The paper tackles the data-scarcity challenge in neural operators for PDEs by introducing a two-stage training framework that exploits abundant geometry-only data. In Stage 1, a physics-agnostic pretraining step trains a point-cloud VAE to learn latent geometry representations via an occupancy-field proxy; in Stage 2, neural operators are trained to map these learned latents to PDE solutions, freezing the encoder. Across four PDE datasets and three transformer-based operators, the approach yields consistent accuracy gains, especially for query batches drawn from random locations, demonstrating that geometry-informed latent representations enhance data efficiency. The method offers a flexible, scalable path to improve surrogate PDE solvers in industrial settings where labeled physics data are scarce but geometry samples are plentiful.

Abstract

Industrial design evaluation often relies on high-fidelity simulations of governing partial differential equations (PDEs). While accurate, these simulations are computationally expensive, making dense exploration of design spaces impractical. Operator learning has emerged as a promising approach to accelerate PDE solution prediction; however, its effectiveness is often limited by the scarcity of labeled physics-based data. At the same time, large numbers of geometry-only candidate designs are readily available but remain largely untapped. We propose a two-stage framework to better exploit this abundant, physics-agnostic resource and improve supervised operator learning under limited labeled data. In Stage 1, we pretrain an autoencoder on a geometry reconstruction task to learn an expressive latent representation without PDE labels. In Stage 2, the neural operator is trained in a standard supervised manner to predict PDE solutions, using the pretrained latent embeddings as inputs instead of raw point clouds. Transformer-based architectures are adopted for both the autoencoder and the neural operator to handle point cloud data and integrate both stages seamlessly. Across four PDE datasets and three state-of-the-art transformer-based neural operators, our approach consistently improves prediction accuracy compared to models trained directly on raw point cloud inputs.
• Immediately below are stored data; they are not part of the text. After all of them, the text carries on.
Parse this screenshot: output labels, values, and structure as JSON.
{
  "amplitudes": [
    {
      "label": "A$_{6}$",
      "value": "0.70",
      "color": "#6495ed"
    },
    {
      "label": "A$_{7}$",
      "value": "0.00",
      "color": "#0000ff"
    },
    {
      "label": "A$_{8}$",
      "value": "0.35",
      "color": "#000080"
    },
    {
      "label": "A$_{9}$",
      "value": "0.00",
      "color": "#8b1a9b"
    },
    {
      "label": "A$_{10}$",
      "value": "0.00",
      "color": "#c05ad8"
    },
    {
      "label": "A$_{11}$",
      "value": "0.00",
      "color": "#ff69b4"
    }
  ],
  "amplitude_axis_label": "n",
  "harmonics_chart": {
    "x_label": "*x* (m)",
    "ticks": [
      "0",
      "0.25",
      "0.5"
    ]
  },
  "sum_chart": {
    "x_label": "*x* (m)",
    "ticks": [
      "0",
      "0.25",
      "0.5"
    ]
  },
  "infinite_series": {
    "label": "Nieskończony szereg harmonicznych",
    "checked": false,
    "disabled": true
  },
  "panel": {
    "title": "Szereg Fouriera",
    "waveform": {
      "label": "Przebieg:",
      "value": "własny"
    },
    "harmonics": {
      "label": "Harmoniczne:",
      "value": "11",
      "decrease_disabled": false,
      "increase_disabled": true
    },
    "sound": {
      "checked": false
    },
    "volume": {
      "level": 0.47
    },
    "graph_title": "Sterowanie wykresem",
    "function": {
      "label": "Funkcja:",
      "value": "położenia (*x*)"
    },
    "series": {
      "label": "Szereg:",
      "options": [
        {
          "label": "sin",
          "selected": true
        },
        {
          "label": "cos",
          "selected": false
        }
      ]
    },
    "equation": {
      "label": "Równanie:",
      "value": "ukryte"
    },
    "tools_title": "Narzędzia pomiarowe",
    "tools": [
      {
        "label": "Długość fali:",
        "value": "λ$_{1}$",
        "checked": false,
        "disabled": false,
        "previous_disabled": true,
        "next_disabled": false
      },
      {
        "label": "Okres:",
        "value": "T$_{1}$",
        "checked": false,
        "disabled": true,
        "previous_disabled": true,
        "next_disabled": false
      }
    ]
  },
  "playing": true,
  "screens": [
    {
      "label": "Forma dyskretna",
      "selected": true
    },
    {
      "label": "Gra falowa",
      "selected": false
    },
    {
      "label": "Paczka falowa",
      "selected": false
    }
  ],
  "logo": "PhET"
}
These results demonstrate that representations from physics-agnostic pretraining provide a powerful foundation for data-efficient operator learning.

Paper Structure

This paper contains 44 sections, 11 equations, 7 figures, 13 tables.

Figures (7)

  • Figure 1: Illustration of the proposed two-stage training framework. Stage 1 leverages the abundant geometry data for pretraining. Stage 2 learns PDE solutions on the scarce physics data.
  • Figure 2: An illustration of our two-stage training framework. In stage 1, an encoder is pretrained on rich geometry data using a physics-agnostic proxy task, for which we choose occupancy field. The encoded latent representation is then integrated to transformer-based neural operators for stage 2 training on scarce PDE solution labels. The performance is tested on two query sampling strategies: mesh-based query, and uniform random queries.
  • Figure 3: Visualization of a sample data point from the near volume AirfRans dataset. All of the datasets are preprocessed so that each data point consists of four types of information: physics field queried on the mesh point cloud, physics field queried on randomly sampled points, occupancy field queried on randomly sampled points, and occupancy field queried on the mesh point cloud perturbed by random displacements. The geometry data $D'$ are labeled only with occupancy fields.
  • Figure 4: Examples of physics data and geometry data from the Stress dataset. Neural Operators only learn from von Mises stress fields on type 1 void, while observing the geometry data from geometries generated from 4 types of different void priors.
  • Figure 5: Example of a 3D inductor data. We generate the geometries (iron core in purple, coil in yellow) by parameterizing an EE type iron core, and calculate the corresponding magnetic flux density norm field (on the right).